Iranian Persian Farsi language reality show

Eternal Love (Persian: عشق ابدی (IPA: /eʃqe æbædiː/) (Romanized: Eshghe Abadi)) is a Persian-language reality show that premiered on YouTube in 2025. The show is hosted by Parastoo Salehi. As of January 9, 2026, 179 episodes have been released. Each season is 100 episodes long. The series focuses on the romantic relationships among participants. It features a $30,000 prize pool for the winning couple. The filming takes place in Turkey, as to not be caught immediately by the Islamic Republic of Iran.

== Cast ==
Here is a list of the cast in this reality show:

- Host Parastoo Salehi

Season 1:

- Mahrokh "Moon Face" Mehri
- Negar Yousefi
- Parisa "Pixie" Abdollahi
- Zahra Mohammadi
- Sevda Dadloo
- Tannaz Kamali
- Taraneh Ziaee
- Amirhossein Peyvandeh
- Farshad Jahangiri
- Siavash Naemi
- Milad Chaleki
- Shahin Moazzen
- Dr. Pezhman Behroozi
- Elahe "Eli" Jabbari
- Danial Sasani
- Mahbod Mahmoudi
- Bahar Safari
- Mohadese Moradi

== Controversy ==
By November 15, 2025, the Islamic Republic of Iran's regime's judiciary has put out arrest warrant for the production and cast and crew team, Followed by another Persian-language reality show, "Zan-e Rooz". As So, Eternal Love is banned in Iran, followed by a few dozen other countries mainly in the Islamic world, though still able to watch with a VPN.

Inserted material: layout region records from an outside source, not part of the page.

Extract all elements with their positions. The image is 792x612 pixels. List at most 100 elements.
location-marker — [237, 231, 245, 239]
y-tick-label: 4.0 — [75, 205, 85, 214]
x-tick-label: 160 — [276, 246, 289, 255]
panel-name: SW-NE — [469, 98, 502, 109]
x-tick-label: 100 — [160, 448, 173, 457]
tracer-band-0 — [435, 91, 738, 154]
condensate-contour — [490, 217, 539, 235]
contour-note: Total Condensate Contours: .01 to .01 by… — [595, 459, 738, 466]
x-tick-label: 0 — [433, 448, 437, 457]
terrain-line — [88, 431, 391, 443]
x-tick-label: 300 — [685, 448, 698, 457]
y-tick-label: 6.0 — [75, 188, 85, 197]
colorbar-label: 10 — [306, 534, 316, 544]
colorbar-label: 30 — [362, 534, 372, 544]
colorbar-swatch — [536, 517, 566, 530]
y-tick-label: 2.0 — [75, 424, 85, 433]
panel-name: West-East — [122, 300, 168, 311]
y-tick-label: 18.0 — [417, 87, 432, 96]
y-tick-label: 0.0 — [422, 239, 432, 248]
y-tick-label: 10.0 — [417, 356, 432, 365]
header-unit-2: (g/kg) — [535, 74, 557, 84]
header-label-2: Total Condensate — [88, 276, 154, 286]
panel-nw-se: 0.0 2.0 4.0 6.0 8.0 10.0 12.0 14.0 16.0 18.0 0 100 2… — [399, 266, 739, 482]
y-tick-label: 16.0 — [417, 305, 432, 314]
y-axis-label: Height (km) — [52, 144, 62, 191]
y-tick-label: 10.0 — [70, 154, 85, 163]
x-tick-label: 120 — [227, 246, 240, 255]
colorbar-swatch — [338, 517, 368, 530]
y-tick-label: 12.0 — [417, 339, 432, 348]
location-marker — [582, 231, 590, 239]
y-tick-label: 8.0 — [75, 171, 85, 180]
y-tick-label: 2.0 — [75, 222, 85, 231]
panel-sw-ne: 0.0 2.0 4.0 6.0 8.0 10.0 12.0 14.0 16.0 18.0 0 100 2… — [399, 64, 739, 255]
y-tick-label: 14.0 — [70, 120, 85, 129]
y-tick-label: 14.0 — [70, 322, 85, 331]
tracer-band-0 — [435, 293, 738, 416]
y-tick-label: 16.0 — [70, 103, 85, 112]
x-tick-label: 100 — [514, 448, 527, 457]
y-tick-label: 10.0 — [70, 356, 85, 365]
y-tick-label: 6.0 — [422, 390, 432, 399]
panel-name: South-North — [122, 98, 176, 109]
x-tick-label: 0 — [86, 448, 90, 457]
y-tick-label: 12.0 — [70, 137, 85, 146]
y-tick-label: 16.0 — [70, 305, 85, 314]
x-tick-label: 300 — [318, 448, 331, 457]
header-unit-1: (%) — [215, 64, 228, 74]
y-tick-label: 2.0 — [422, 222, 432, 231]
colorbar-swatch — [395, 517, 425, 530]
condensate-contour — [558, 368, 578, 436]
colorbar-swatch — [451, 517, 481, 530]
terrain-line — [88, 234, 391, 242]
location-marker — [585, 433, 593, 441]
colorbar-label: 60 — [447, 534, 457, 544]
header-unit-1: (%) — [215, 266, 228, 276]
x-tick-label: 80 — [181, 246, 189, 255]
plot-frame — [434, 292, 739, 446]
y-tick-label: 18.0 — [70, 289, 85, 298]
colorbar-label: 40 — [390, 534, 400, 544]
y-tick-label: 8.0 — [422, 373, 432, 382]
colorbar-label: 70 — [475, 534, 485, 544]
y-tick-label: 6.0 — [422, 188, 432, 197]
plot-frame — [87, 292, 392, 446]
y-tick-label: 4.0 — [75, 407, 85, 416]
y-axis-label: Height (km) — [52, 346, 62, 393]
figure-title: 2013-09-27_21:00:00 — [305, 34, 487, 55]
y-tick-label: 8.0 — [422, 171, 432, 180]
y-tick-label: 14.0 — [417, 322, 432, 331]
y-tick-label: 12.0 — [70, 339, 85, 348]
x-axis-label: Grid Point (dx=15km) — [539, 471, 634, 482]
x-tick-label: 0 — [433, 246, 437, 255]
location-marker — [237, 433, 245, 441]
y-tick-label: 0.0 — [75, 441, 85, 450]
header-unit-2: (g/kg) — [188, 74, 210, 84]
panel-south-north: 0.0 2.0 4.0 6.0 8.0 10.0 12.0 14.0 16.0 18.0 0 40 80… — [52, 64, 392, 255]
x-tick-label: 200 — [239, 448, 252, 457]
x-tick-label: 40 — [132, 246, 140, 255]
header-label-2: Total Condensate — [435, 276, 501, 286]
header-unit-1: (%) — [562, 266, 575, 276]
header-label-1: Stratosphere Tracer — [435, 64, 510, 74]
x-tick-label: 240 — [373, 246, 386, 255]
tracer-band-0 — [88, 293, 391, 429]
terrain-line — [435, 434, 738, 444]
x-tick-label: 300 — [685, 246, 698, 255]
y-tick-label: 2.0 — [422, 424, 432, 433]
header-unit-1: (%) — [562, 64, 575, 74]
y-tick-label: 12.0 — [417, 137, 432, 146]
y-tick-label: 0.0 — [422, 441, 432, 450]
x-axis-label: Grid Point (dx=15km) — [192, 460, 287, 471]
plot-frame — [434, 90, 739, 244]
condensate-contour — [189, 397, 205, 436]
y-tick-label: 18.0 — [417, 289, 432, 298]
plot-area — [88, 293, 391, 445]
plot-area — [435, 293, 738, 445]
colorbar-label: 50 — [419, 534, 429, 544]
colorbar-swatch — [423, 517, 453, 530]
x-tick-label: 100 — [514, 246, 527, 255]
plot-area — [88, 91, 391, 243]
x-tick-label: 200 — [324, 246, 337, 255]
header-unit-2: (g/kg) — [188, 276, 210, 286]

Other minor controversies include a part in Season 1, Episode 25, when Iranian feminists almost canceled one of this show's contestants, as due to a male contestant Siavash saying that he wants to "hit" the women sitting next to him, Taraneh. But these exact words made her cry after hours. Then, Siavash exclaimed that it was just emotional pressure, and not true physical violence. But Taraneh warns him that any form of corporal punishment will eliminate the contestant.